Until you get to know MG better, SLOW DOWN. Ditto on the no gym thing. You're not normal anymore, so your lifestyle needs to reflect that. It's really hard to get used to any disease, but MG is very tricky. It's not only "the more you do the worse you get." MG can have a cumulative effect and it can make you suddenly weak if you push too far. So give yourself some time to get used to living with it, learning as much as you can, and stabilizing it with a better treatment. Even so, one of the best treatments for MG is balancing activity with rest.

I know this sucks. We all do. But MG is not as benign as a common cold. It can kill us. You can get through this and be okay, but not without some modifications to your life. And asking for help when you need it.

Take it easy and call the neuro's office.

Annie

Attached Files

Mestinon_Suspension_60mg-Tablet_60-180mg_PI_May01.pdf (38.7 KB, 3180 views)

Annie,
Thanks for the long reply and so much info.

I am waiting on an MG specialist... I have an appointment on December 2. I finally got the appointment and the referral.

The problem I am facing is that my family doctor doesn't know anything about Myasthenia Gravis.

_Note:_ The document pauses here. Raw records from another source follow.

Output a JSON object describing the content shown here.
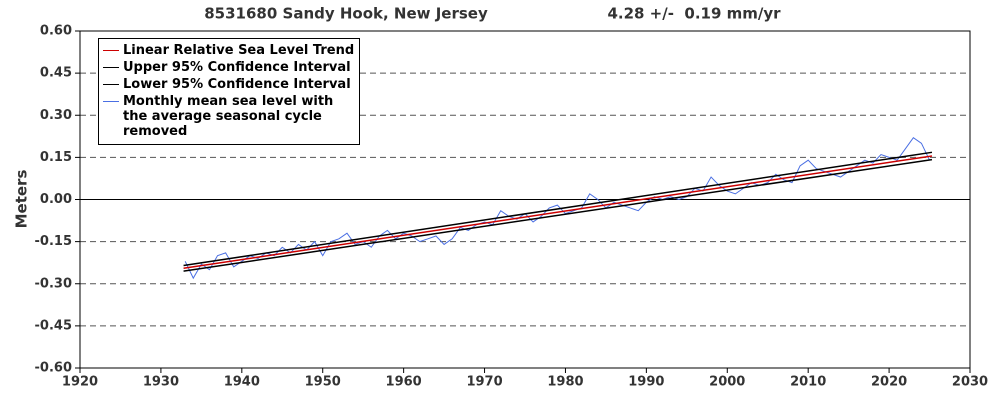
{
  "chart_data": {
    "type": "line",
    "title": "8531680 Sandy Hook, New Jersey",
    "subtitle": "4.28 +/-  0.19 mm/yr",
    "ylabel": "Meters",
    "xlim": [
      1920,
      2030
    ],
    "xticks": [
      1920,
      1930,
      1940,
      1950,
      1960,
      1970,
      1980,
      1990,
      2000,
      2010,
      2020,
      2030
    ],
    "ylim": [
      -0.6,
      0.6
    ],
    "yticks": [
      {
        "value": 0.6,
        "label": "0.60"
      },
      0.45,
      {
        "value": 0.3,
        "label": "0.30"
      },
      0.15,
      {
        "value": 0,
        "label": "0.00"
      },
      -0.15,
      {
        "value": -0.3,
        "label": "-0.30"
      },
      -0.45,
      {
        "value": -0.6,
        "label": "-0.60"
      }
    ],
    "grid": true,
    "legend": "upper left",
    "series": [
      {
        "name": "Linear Relative Sea Level Trend",
        "color": "#cc0000",
        "x": [
          1932.8,
          2025.3
        ],
        "values": [
          -0.245,
          0.155
        ]
      },
      {
        "name": "Upper 95% Confidence Interval",
        "color": "#000000",
        "x": [
          1932.8,
          2025.3
        ],
        "values": [
          -0.235,
          0.168
        ]
      },
      {
        "name": "Lower 95% Confidence Interval",
        "color": "#000000",
        "x": [
          1932.8,
          2025.3
        ],
        "values": [
          -0.255,
          0.142
        ]
      },
      {
        "name": "Monthly mean sea level with the average seasonal cycle removed",
        "color": "#4a6fe3",
        "x": [
          1933,
          1934,
          1935,
          1936,
          1937,
          1938,
          1939,
          1940,
          1941,
          1942,
          1943,
          1944,
          1945,
          1946,
          1947,
          1948,
          1949,
          1950,
          1951,
          1952,
          1953,
          1954,
          1955,
          1956,
          1957,
          1958,
          1959,
          1960,
          1961,
          1962,
          1963,
          1964,
          1965,
          1966,
          1967,
          1968,
          1969,
          1970,
          1971,
          1972,
          1973,
          1974,
          1975,
          1976,
          1977,
          1978,
          1979,
          1980,
          1981,
          1982,
          1983,
          1984,
          1985,
          1986,
          1987,
          1988,
          1989,
          1990,
          1991,
          1992,
          1993,
          1994,
          1995,
          1996,
          1997,
          1998,
          1999,
          2000,
          2001,
          2002,
          2003,
          2004,
          2005,
          2006,
          2007,
          2008,
          2009,
          2010,
          2011,
          2012,
          2013,
          2014,
          2015,
          2016,
          2017,
          2018,
          2019,
          2020,
          2021,
          2022,
          2023,
          2024,
          2025
        ],
        "values": [
          -0.22,
          -0.28,
          -0.23,
          -0.25,
          -0.2,
          -0.19,
          -0.24,
          -0.22,
          -0.2,
          -0.21,
          -0.19,
          -0.2,
          -0.17,
          -0.19,
          -0.16,
          -0.18,
          -0.15,
          -0.2,
          -0.15,
          -0.14,
          -0.12,
          -0.16,
          -0.15,
          -0.17,
          -0.13,
          -0.11,
          -0.14,
          -0.12,
          -0.13,
          -0.15,
          -0.14,
          -0.13,
          -0.16,
          -0.14,
          -0.1,
          -0.11,
          -0.09,
          -0.08,
          -0.09,
          -0.04,
          -0.06,
          -0.07,
          -0.05,
          -0.08,
          -0.06,
          -0.03,
          -0.02,
          -0.05,
          -0.04,
          -0.03,
          0.02,
          0.0,
          -0.03,
          -0.01,
          -0.02,
          -0.03,
          -0.04,
          -0.01,
          0.01,
          0.0,
          0.01,
          0.0,
          0.01,
          0.04,
          0.03,
          0.08,
          0.05,
          0.03,
          0.02,
          0.04,
          0.06,
          0.05,
          0.06,
          0.09,
          0.07,
          0.06,
          0.12,
          0.14,
          0.11,
          0.1,
          0.09,
          0.08,
          0.1,
          0.12,
          0.14,
          0.13,
          0.16,
          0.15,
          0.14,
          0.18,
          0.22,
          0.2,
          0.14
        ]
      }
    ]
  }
}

He said he has had one patient and in his words "he lived to be 93 and died from heart issues." I was originally referred to the Neurologist for ADHD, but MG hit me a few weeks before my appointment. So when I got to my Neuro, he just continued misdiagnosing my double vision and BOTH eyelid droop (one at a time) as multiple cranial nerve palsies. During 2 examinations, he said I definitely had the palsies and even after I googled "alternate eyelid drooping" and it kept only coming up with MG results, he laughed at me and said I did not have it. I suffer from anxiety and eventually went into "insanity Google mode" where despite my vision being doubled horizontally and vertically, I spent all day and night Googling MG. Finally, my neuro scheduled the MG blood test "to put my mind at ease." There is only one company that does this test, so the results took over 3 weeks. When I went back to the Neuro, he apologized and said I tested positive. By then, I was having issues with my tongue and shortly after, it spread to my swallowing muscles, neck, face and chin muscles, shoulders, arms and now my hands are extremely sore and weak, but I don't know if MG can do that. That Neuro gave me a referral to another MG specialist, but I couldn't get an appointment until the end of December, so I had my family doctor give me a referral for what I believe is a better doctor and hospital in Philadelphia. This current Neuro said he wouldn't give me other meds "due to possible side effects," but he gave me Prednisone. I started at 10mg for 1 week and then 20mg since. I have been taking this dosage for a month now. I feel NO improvements, in fact, my vision blurriness is insane now. I have to go right up on anything to read and I had 20/20 vision. I don't know if it's the MG progression or the medications. I ended up going to the family doctor who questioned why the Neuro didn't give me Mestonin, so he did. He only gave me a prescription for 60mg reg pills, twice a day. But after arguing with him for a few weeks and bringing the brochure on dosing to his office, I now have the 180mg extended twice a day and 60mg reg twice a day. The only relief I get from it is a slight improvement swallowing and talking. But I still have issues eating any solid food and if I talk a few minutes, I have problems... medicine or not.

Right now, I'm supposed to go back to this Neuro tomorrow, where I will bring in Prednisone dosing info for MG and hope he ups the dosage. I count each day until I can get to the specialist!!!

And as far as the gym, they froze my membership. I still pay, but they said they'd add the months back on at the end. But right now, I can barely lift 10lb dumbbells above my head. I have lost almost all of my strength and it's 24/7. None of my symptoms seem to get better during the day, they just get worse as I work too much. I have to learn how to relax and I have to learn how to rest. My entire life is turned upside down and I can't be running 1000 mph anymore, but as of now I am still working myself from about 5am to 6pm a night. I am self-employed and it's a lot of computer work, but also retail and moving boxes, etc. I would give ANYTHING to have normal vision again. The swallowing and vision are the issues that scare me the most.